AN OPEN LETTER TO THE ADOPTIVE PARENTS
BY GERI PFEIFFER
BY GERI PFEIFFER
You have chosen my child from the forced adoption process perpetrated by child protective services in the United States. He's "yours" now. A corrupt family court judge has used a tainted, federally approved, systematic method of lies and forced alienation to Legally Kidnap my child. I was going to lose my child at all costs in the quest for federal funding by a state agency who will stop at nothing to get custody of my child.
My child is now with strangers. That stranger is you. How did you choose my child? Did you "shop" for a family on those disgusting adoption sites that tout the child's best qualities? Or were you a prospective adoptive parent posing as a foster parent, so you could see the "real child", and decide if he is a match for the family you are building? Was the adoption bonus or the tax credits a consideration in your decision?
Was my child's physical appearance evaluated? Did you bypass children of color, long term, or older foster children in your quest for the perfect fit? Do you really thing the caseworker was truthful about my child's background? Do my questions offend you? I do have a few more.
In your decision to refuse biological family contact, did you consider the breaking hearts of grandparents, aunts, uncles, and especially the cousins? These members of my child's family were eliminated for consideration in a qualification process that only Jesus Christ and eleven of the disciples could pass. How would you feel if your favorite relative had been banned from your life forever?
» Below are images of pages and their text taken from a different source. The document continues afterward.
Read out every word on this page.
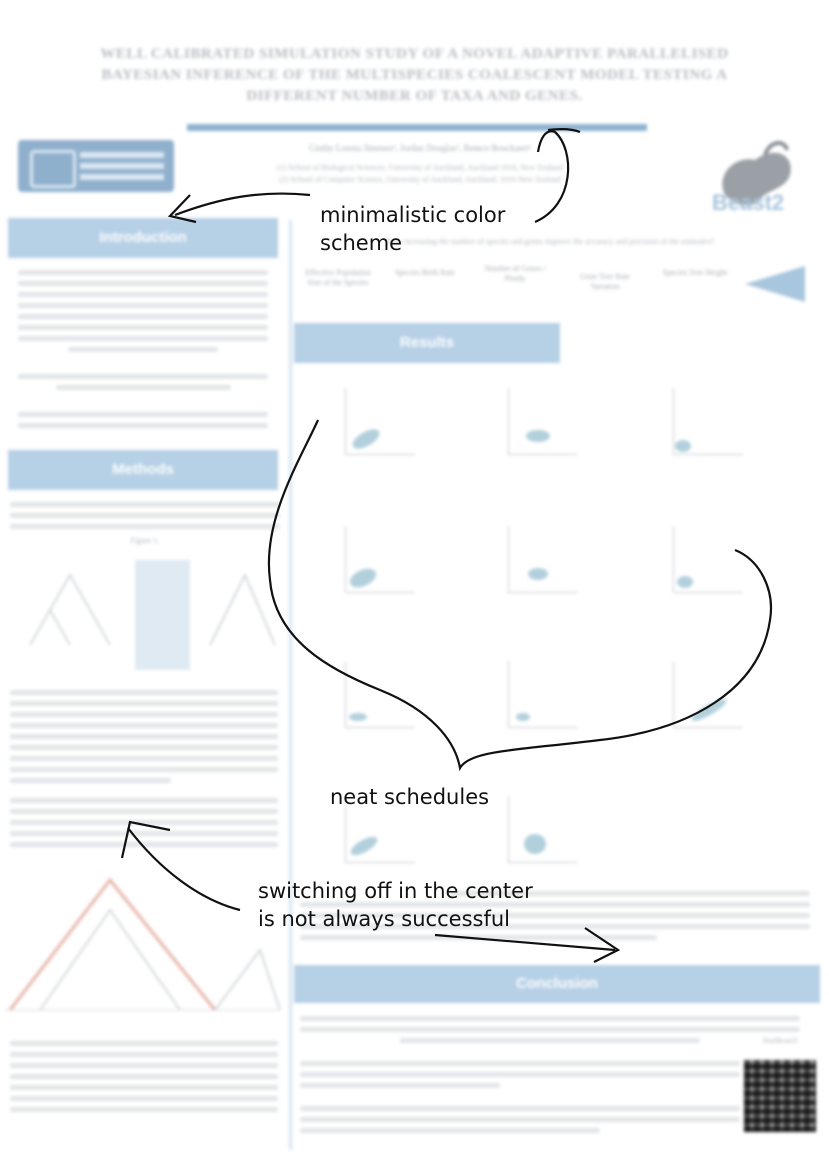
WELL CALIBRATED SIMULATION STUDY OF A NOVEL ADAPTIVE PARALLELISED BAYESIAN INFERENCE OF THE MULTISPECIES COALESCENT MODEL TESTING A DIFFERENT NUMBER OF TAXA AND GENES.
Cinthy Lorena Jimenez¹, Jordan Douglas², Remco Bouckaert²
(1) School of Biological Sciences, University of Auckland, Auckland 1010, New Zealand
(2) School of Computer Science, University of Auckland, Auckland, 1010 New Zealand
Beast2
Introduction
Methods
Figure 1.
Does increasing the number of species and genes improve the accuracy and precision of the estimates?
Effective Population Size of the Species
Species Birth Rate	Number of Genes / Ploidy	Gene Tree Rate Variation
Species Tree Height
Results
Conclusion
StarBeast3
minimalistic color
scheme
neat schedules
switching off in the center
is not always successful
My child loved his poppy, memaw, auntie, "unck" or cuz. He was held, spoiled, cherished, and deeply loved by all of his family. ARE WE REALLY SUPPOSED TO TURN AWAY AND PRETEND OUR CHILD NO LONGER EXISTS? Would you? I suppose you are getting fairly upset and indignant by now and your thought is, "if you hadn't done something wrong you wouldn't have lost your child". Am I right? I have just a few more questions and thoughts I'd like to share with you because after today I will be expected to proceed in life as though the child that I love, doesn't exist. At what point should a child's constitutional rights to his biological, ethnic, and religious heritage be shoved aside for Title IV funding? According to child protective services those rights do not exist for my child. Was my child molested in state's custody? Should I lose my child for anything less than abuse beyond a reasonable doubt. My constitution says no. Unfortunately the family court I have been subjected to uses the cloak of privacy rights to operate outside of constitutional due process.
Just a few last questions and you may proceed with your plans for my#TAKEN child.
Does my child cry out in the night for me? Do you comfort him? Does he tell you he wants to go home? Does he ask for his siblings? Do you tell him that we love him? Does he still have his favorite toy from home? Did you change his first name? You do know that a name change in older children traumatizes them for life? Do you tell him the truth about his biological family? That we are waiting for our child to find us? That we will NEVER stop looking for our child? Do you realize that you cannot successfully erase us from our child's existence? If my child dies will you inform me? These questions and a million more roil in every waking thought I have. I assure you, even though I am expected to proceed in life as though my child never existed, I CANNOT! There will never be a day that I can reconcile myself to the fact that my government, in the country I loved, confiscated a living breathing human being for profit. I know you feel you adopted for all the right reasons and that is your justification for taking my child. All your right reasons are all my wrong reasons. Just remember that.
Remember this too...I will NEVER stop loving and looking for my child, no matter what the consequences. So don't be surprised when I appear at an unexpected time in the future...after all, I was the one blessed with the God given right to be my child's biological parent. A corrupt government, family court judge, cps agency, hell or high water, Satan, nor you can take that away from me or my child. You might change it for a little while but as the old saying goes, "blood is thicker than water". Hide behind your illegal adoption, and a corrupt judge. It won't help you. We won't ever stop loving, or looking for our #TAKEN children. There are now hundreds of thousands of biological family members experiencing the very things I have written in this letter to you. Just because something is "within the law" doesn't mean it's morally correct. I want you to look into my child's eyes and tell him I love him, tell him I exist, tell him I'll never stop looking until I find him and bring him home.